Since I can only do computer simulations of my concepts I don't know if they'll work or not. There isn't a firing range here and I'm not certain enough of my designs to test them without a real weapons engineer to double check the work I've done. So far as I'm concerned these are a concept that I'm handing to Marissa to be forwarded to a working group to be tested. However if I'm correct then you may get some fancy new guns.

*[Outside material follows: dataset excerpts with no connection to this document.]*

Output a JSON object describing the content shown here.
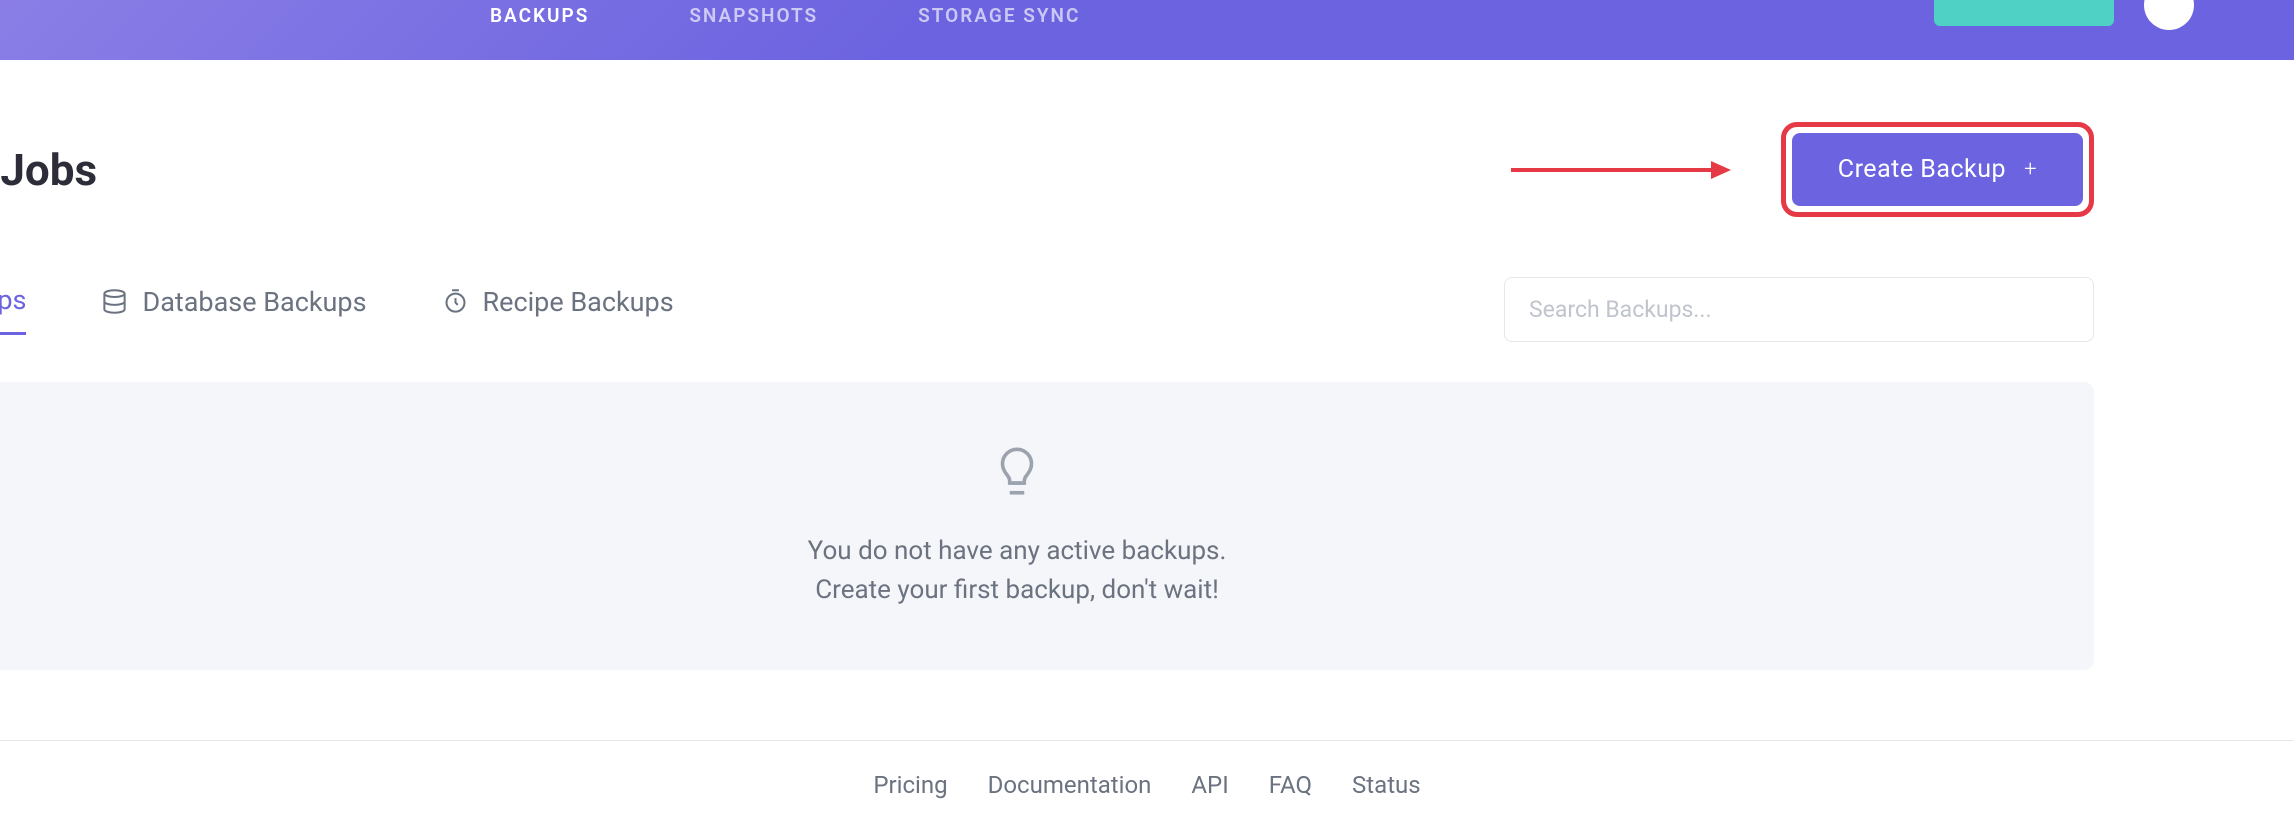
{
  "nav": {
    "items": [
      {
        "label": "BACKUPS",
        "active": true
      },
      {
        "label": "SNAPSHOTS",
        "active": false
      },
      {
        "label": "STORAGE SYNC",
        "active": false
      }
    ]
  },
  "page": {
    "title": "up Jobs",
    "create_button": "Create Backup"
  },
  "tabs": {
    "items": [
      {
        "label": "ackups",
        "active": true
      },
      {
        "label": "Database Backups",
        "active": false
      },
      {
        "label": "Recipe Backups",
        "active": false
      }
    ]
  },
  "search": {
    "placeholder": "Search Backups..."
  },
  "empty": {
    "line1": "You do not have any active backups.",
    "line2": "Create your first backup, don't wait!"
  },
  "footer": {
    "links": [
      "Pricing",
      "Documentation",
      "API",
      "FAQ",
      "Status"
    ]
  }
}
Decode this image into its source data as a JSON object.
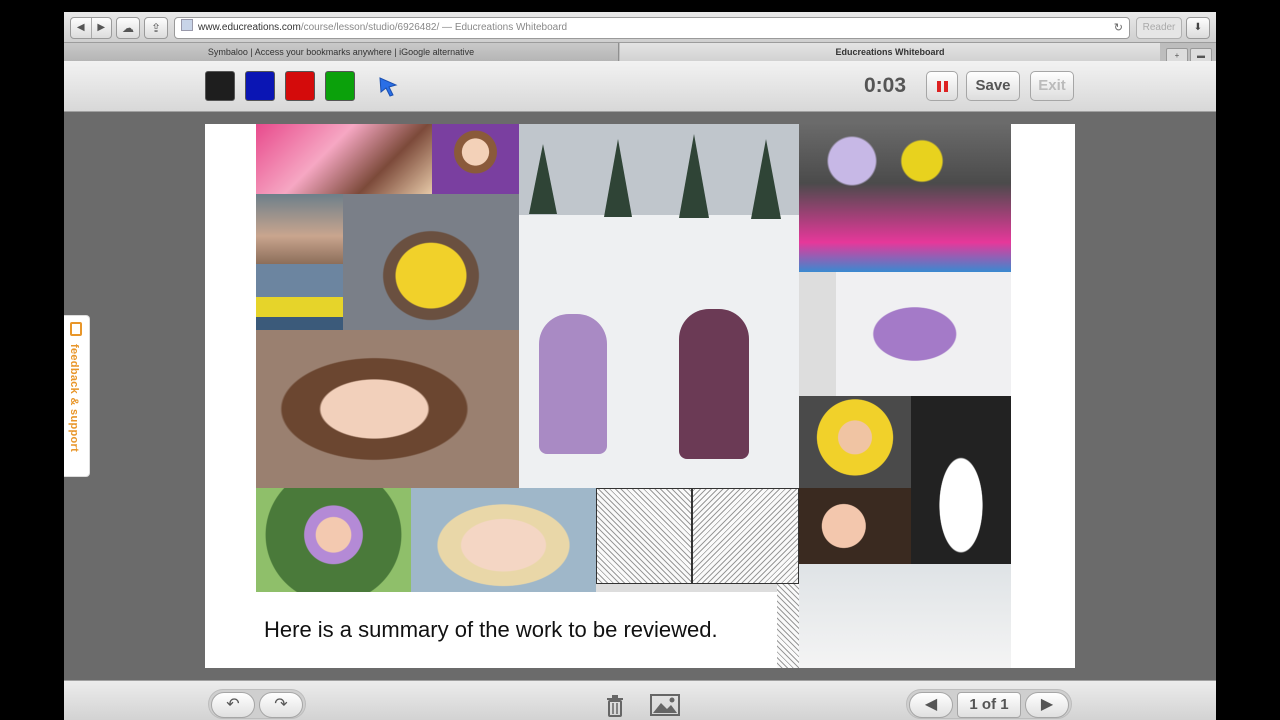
{
  "browser": {
    "url_host": "www.educreations.com",
    "url_path": "/course/lesson/studio/6926482/",
    "url_title_suffix": " — Educreations Whiteboard",
    "reader_label": "Reader",
    "tabs": [
      {
        "label": "Symbaloo | Access your bookmarks anywhere | iGoogle alternative"
      },
      {
        "label": "Educreations Whiteboard"
      }
    ]
  },
  "toolbar": {
    "colors": [
      {
        "name": "black",
        "hex": "#1e1e1e"
      },
      {
        "name": "blue",
        "hex": "#0a15b4"
      },
      {
        "name": "red",
        "hex": "#d40b0b"
      },
      {
        "name": "green",
        "hex": "#0ba10b"
      }
    ],
    "pointer_color": "#2a6fe6",
    "timer": "0:03",
    "save_label": "Save",
    "exit_label": "Exit"
  },
  "slide": {
    "caption": "Here is a summary of the work to be reviewed."
  },
  "feedback": {
    "label": "feedback & support"
  },
  "pager": {
    "label": "1 of 1"
  }
}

I know now that you don't have much say in how you're armed either in your tank or in your personal life so to speak. For the most part you will be constrained to arm yourself with whatever weapon some person in the rear echelon has decided looks the coolest or most lethal not with what works. What I'm trying to say is that you should be able to decide whether your personal arm is a laser rifle or a trench broom. I wouldn't (and no one who is not on the front line) be able to guess what weapon will work best for you. Even within units I would be willing to bet that there are differences in styles of fighting that make different weapons suitable for different people. I do understand the reasoning behind standardized weapons. That is that it is easier for the navy to only have to provide a few standard types of weapons and ammunition. I'm just not sure if that logic isn't a holdover from a time when replicators were not available to cut down the lead time that the supply chain needs in order to provide a diversity of weapons. I suppose the main thing that you'd have to be careful about when using a rail gun would be that you didn't end up sending your round into a suborbital arc and accidentally shoot yourself in the backside... ! Still by lightening the round by the propellent it should be possible to carry more rounds and make them somewhat easier to handle.